The problem I found is between Pycharm IDE terminal from where I run python script and web bot spider selenium browser during selecting data elements by xpath.
Behavior:
What my spider do at all:
- load 500 URLs from .txt file to dictionary
- proceed URLs one by one
- on every URL check 13 elements
- if elements exist - gather data, if not, set as default
- at the end write gathered data to short .csv
The terminal will make demand with POST method on selenium chrome browser to find specific one element by xpath, and if this element is not present on web page, selenium chrome browser will respond always with delay of 5 seconds per one xpath element search.
The page in selenium browser will load quickly - in one second.
Documentation:
If element is not found, an exception occurs, which I treat like this in code of spider (IDE waits 5 seconds on selenium chrome to throw exception):
# 1. name
try:
# If not found element, it will fill with sth
element = self.driver.find_element_by_xpath('// *[ @ id = "h1c"] / h1')
# get data - but if element is not found, throw exception - because get attr.
name = str(element.get_attribute('innerHTML'))
except:
name = "empty"
Loading URLs to crawl [*Updated]:
def start_requests(self):
temp_dictionary = []
# OPEN FILE AND LOAD URLS HERE
with open("products_urls_en.txt") as file:
for line in file:
temp_dictionary.append({'url': line})
# REMOVE DUPLICATES - if any https://stackoverflow.com/questions/8749158/removing-duplicates-from-dictionary
products_url_links = []
for value in temp_dictionary:
if value not in products_url_links:
products_url_links.append({'url': value.get('url')})
print("NUM OF LINKS: " + str(len(products_url_links)))
self.counter_all = int(len(products_url_links))
for url in products_url_links:
yield scrapy.Request(url=url.get('url'), callback=self.parse)

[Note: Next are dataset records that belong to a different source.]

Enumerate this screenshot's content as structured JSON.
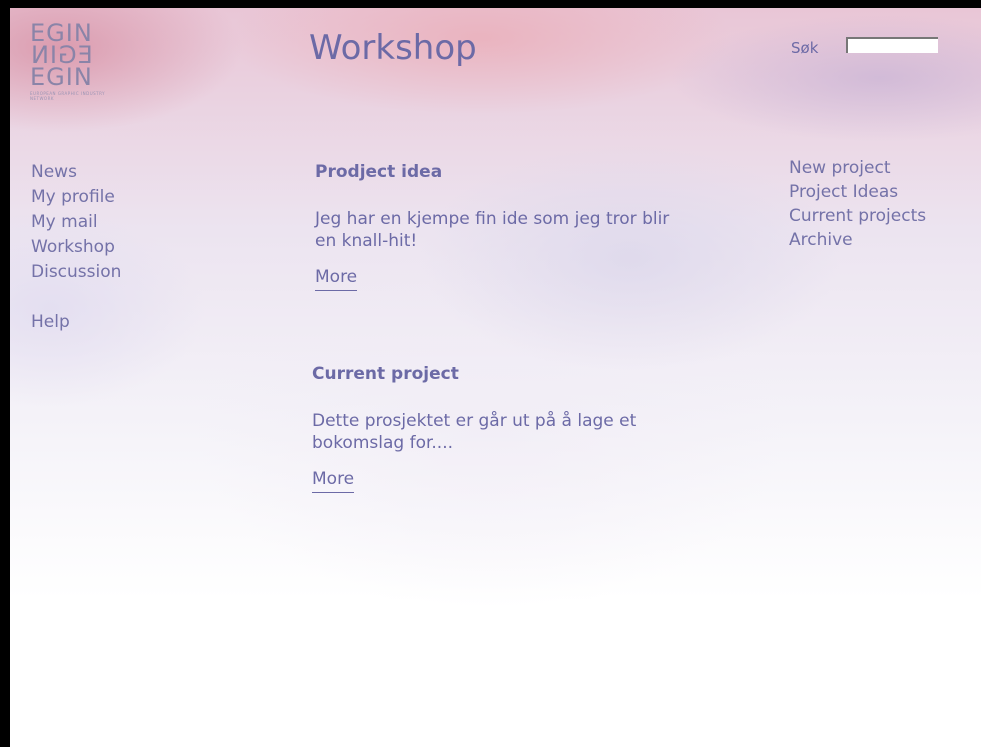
{
  "logo": {
    "line1": "EGIN",
    "line2": "EGIN",
    "line3": "EGIN",
    "tagline": "EUROPEAN GRAPHIC INDUSTRY NETWORK"
  },
  "header": {
    "title": "Workshop",
    "search_label": "Søk",
    "search_value": ""
  },
  "nav_left": {
    "items": [
      "News",
      "My profile",
      "My mail",
      "Workshop",
      "Discussion"
    ],
    "help": "Help"
  },
  "nav_right": {
    "items": [
      "New project",
      "Project Ideas",
      "Current projects",
      "Archive"
    ]
  },
  "main": {
    "sections": [
      {
        "heading": "Prodject idea",
        "text": "Jeg har en kjempe fin ide som jeg tror blir en knall-hit!",
        "link": "More"
      },
      {
        "heading": "Current project",
        "text": "Dette prosjektet er går ut på å lage et bokomslag for....",
        "link": "More"
      }
    ]
  },
  "colors": {
    "text": "#6c6aa6",
    "nav": "#7472a8",
    "logo": "#8a84a8"
  }
}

During crawling I have upper described terminal output as follows:
I would even like to give here some links of similar problems, but I did not find any. People were talking about problems mainly on server side [1] [2], but I think the problem is on my side.
Settings and versions
- Python - 3.6, pip 18.0
- Pycharm - 2018.1.5
- Selenium - 3.14.0 (I think - latest - was downloaded through Pycharm IDE)
- Scrapy - 1.5.1 (I think - latest - was downloaded through Pycharm IDE)
- Windows - Win10 Pro 2018
- SpiderSettings - all default (I tried polite settings - not changed problem)
Q:
Could you someone explain me, why it takes so much time, and how to repair it - reduce that explicit time delay please?